Inside Red Two, Parzan thought fast. He hailed the wrecker. ‘Stand off,’ he said. ‘Commander Caron intends to exit the vessel and assess the damage.’

‘What? That’s a no go, Zany.’ It was Growler, of course, skipping his debrief to ride back into action like a cowboy. Typical. ‘Cancan, your ass stays on board, or Hammerhead will hammer the both of you.’

‘…Glitch…ecting communic…’ Parzan was sweating now. He scratched the microphone with his fingernail. He was rapidly running out of options. Where the hell was Carlton?

Fifty metres away, Carlton shut the jet down. He unclipped the jet’s tether from his belt, took its weights and turned it, aiming straight for the nearest mine. As it sped away, he dived, hoping the mess of rocks would deflect enough of the blast.

The explosion was like the fist of god. It drove him deep. Lungs bursting, snorkel ripped away, he clawed at the water, all his worst moments from his most harrowing blackwater dives coming up at him like the spit of hell. Then his hand met rock. He clung, then climbed. Above him, Red Two’s dark bulk jutted from the debris field. He found the hatch and spun it, his lungs on fire.

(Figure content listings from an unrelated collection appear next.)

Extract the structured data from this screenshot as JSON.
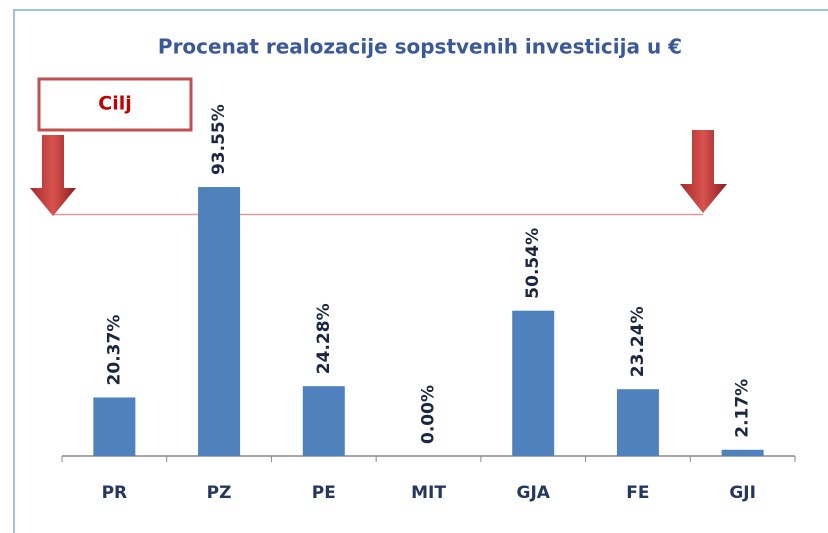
{
  "chart_data": {
    "type": "bar",
    "title": "Procenat realozacije sopstvenih investicija u €",
    "categories": [
      "PR",
      "PZ",
      "PE",
      "MIT",
      "GJA",
      "FE",
      "GJI"
    ],
    "values": [
      20.37,
      93.55,
      24.28,
      0.0,
      50.54,
      23.24,
      2.17
    ],
    "value_labels": [
      "20.37%",
      "93.55%",
      "24.28%",
      "0.00%",
      "50.54%",
      "23.24%",
      "2.17%"
    ],
    "color": "#4f81bd",
    "ylim": [
      0,
      120
    ],
    "target": {
      "label": "Cilj",
      "value": 84,
      "color": "#e39a9a"
    }
  }
}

If Parzan hadn’t been there to void the tube and pull him out of it, he would have drowned. He managed to give a thumbs-up as Parzan ducked under his arm and dragged him into the crew cabin. ‘You crazy bastard!’ Parzan cried. ‘Don’t ever do that again!’

Calrton waved a mute hand at the radio, which was squawking. ‘Red Two, do you copy? That was a hell of a blast. Those Robotics people don’t mess around, huh? What is your status?’

‘Cancan’s hurt.’ Parzan helped Carlton into the copilot’s seat and threw a towel over him. ‘I’ll live,’ Carlton croaked. ‘Get us out of here, Growler.’

‘Uhuhu, I wouldn’t want to be in your shoes when we get back to base,’ Growler chuckled. ‘Strap in, bhonsris, this could get rough.’

Magnetic grapples thunked onto the hull. Parzan turned to Carlton, who was clasping his ribs in that special way you do when it hurts to breathe. ‘Did you get them?’

‘Everywhere but the south.’ Carlton said. Then he passed out.